Lego Minecraft and the Endermen. Creepy.
The Imperial shuttle makes its triumphant return to Lego.
ThinkFun makes a lot of great, smart puzzles and learning games. Maker Studio is a construction kit: the pieces look like wood, but they're durable plastic. Convert a cracker box into a vehicle.
Hexbug's clever, glowing, swimming toys already come in shark and fish forms, but coming soon are seahorse and jellyfish ones, too.
These modular, fully programmable robot kits from Hexbug cost $300 and aim to do similar things to Lego's Mindstorm kits. It has its own controller-style remote and educational programming instructions.
Hexbug's separate Vex line of education-focused robots has expanded to these mechanical kits incorporating STEM learning. Gear-driven machines can be built from the included sets, including this motion-picture zoetrope.
We have no idea why, but this little cheap bubble-blowing robot toy hypnotized us.
Meet WowWee's MiPosaur: it's a robotic velociraptor with wheels. It chases a ball in packs. It follows you, if you want it to. Coming this summer, for $120.
IO Hawk is like a Segway without a big set of handlebars. Hop on, and it starts moving with the slightest bend of your legs. It costs around $1,800, but maybe you can find a sale.

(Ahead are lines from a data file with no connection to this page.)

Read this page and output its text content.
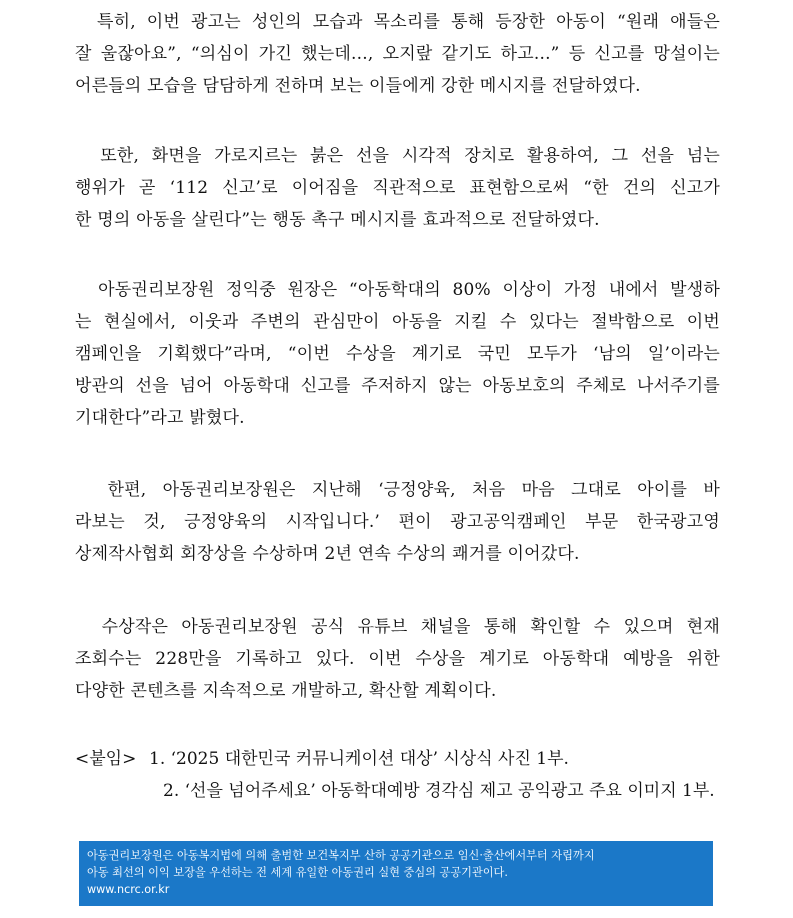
특히, 이번 광고는 성인의 모습과 목소리를 통해 등장한 아동이 “원래 애들은
잘 울잖아요”, “의심이 가긴 했는데..., 오지랖 같기도 하고...” 등 신고를 망설이는
어른들의 모습을 담담하게 전하며 보는 이들에게 강한 메시지를 전달하였다.
또한, 화면을 가로지르는 붉은 선을 시각적 장치로 활용하여, 그 선을 넘는
행위가 곧 ‘112 신고’로 이어짐을 직관적으로 표현함으로써 “한 건의 신고가
한 명의 아동을 살린다”는 행동 촉구 메시지를 효과적으로 전달하였다.
아동권리보장원 정익중 원장은 “아동학대의 80% 이상이 가정 내에서 발생하
는 현실에서, 이웃과 주변의 관심만이 아동을 지킬 수 있다는 절박함으로 이번
캠페인을 기획했다”라며, “이번 수상을 계기로 국민 모두가 ‘남의 일’이라는
방관의 선을 넘어 아동학대 신고를 주저하지 않는 아동보호의 주체로 나서주기를
기대한다”라고 밝혔다.
한편, 아동권리보장원은 지난해 ‘긍정양육, 처음 마음 그대로 아이를 바
라보는 것, 긍정양육의 시작입니다.’ 편이 광고공익캠페인 부문 한국광고영
상제작사협회 회장상을 수상하며 2년 연속 수상의 쾌거를 이어갔다.
수상작은 아동권리보장원 공식 유튜브 채널을 통해 확인할 수 있으며 현재
조회수는 228만을 기록하고 있다. 이번 수상을 계기로 아동학대 예방을 위한
다양한 콘텐츠를 지속적으로 개발하고, 확산할 계획이다.
<붙임> 1. ‘2025 대한민국 커뮤니케이션 대상’ 시상식 사진 1부.
2. ‘선을 넘어주세요’ 아동학대예방 경각심 제고 공익광고 주요 이미지 1부.
아동권리보장원은 아동복지법에 의해 출범한 보건복지부 산하 공공기관으로 임신·출산에서부터 자립까지
아동 최선의 이익 보장을 우선하는 전 세계 유일한 아동권리 실현 중심의 공공기관이다.
www.ncrc.or.kr
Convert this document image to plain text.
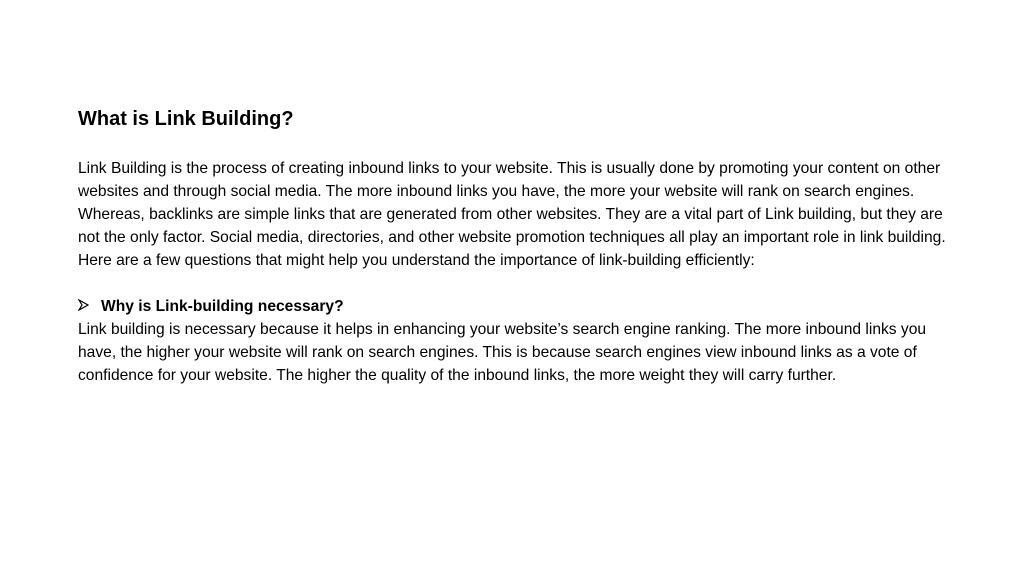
What is Link Building?

Link Building is the process of creating inbound links to your website. This is usually done by promoting your content on other websites and through social media. The more inbound links you have, the more your website will rank on search engines.

Whereas, backlinks are simple links that are generated from other websites. They are a vital part of Link building, but they are not the only factor. Social media, directories, and other website promotion techniques all play an important role in link building. Here are a few questions that might help you understand the importance of link-building efficiently:

Why is Link-building necessary?

Link building is necessary because it helps in enhancing your website’s search engine ranking. The more inbound links you have, the higher your website will rank on search engines. This is because search engines view inbound links as a vote of confidence for your website. The higher the quality of the inbound links, the more weight they will carry further.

R.E.V. by WowWee is a remote-controlled car that can also do stunts robotically on its own: here, it's hopping up a ramp without anyone telling it to. Other games modes pit enemy AI-controlled patrol cars against yours in a little toy death rally. Coming in August for $99.
Moff Band: it's a little slap-on band that makes noises when you shake your wrist. It's good for fake swordfights, air guitar, and whatever the heart may fancy.
A charming man with a mysterious rolling wheel, who temporarily tried hitching it to an IO Hawk. This is Toy Fair in a single photo.
Behold, a banana piano: Makey Makey makes anything into a keyboard, provided you stick contacts in the top. Musical fruit, for real.
Robotis by Kidslab is a fully programmable humanoid robot. Here, they were dancing to music in a most adorable fashion.
Ozobot, already available, is a teeny-tiny robot that can follow colored lines you draw on paper or on an iPad. A software update coming this summer will allow even more programming functions using optical codes.
It's a flaming wallet! Shown off by Fantasma Toys and Magic at Toy Fair. Is this for kids? Who knows, but it felt like real flame!
Remote-controlled pterodactyls from PaulG toys. Remote-controlled freakin' pterodactyls.
The Nebula Cruiser by Odyssey Toys is a 2-foot-long foam drone that looks like a little aircraft carrier of the skies.
Anki Overdrive is an evolution of last year's Anki AI-controlled robotic racers: instead of a flat race track, now you can build crazy Mario Kart-like courses like this and have the cars race and make jumps. Older Anki cars can get firmware upgrades. Coming in September, a basic kit will cost $150 with each car costing $50.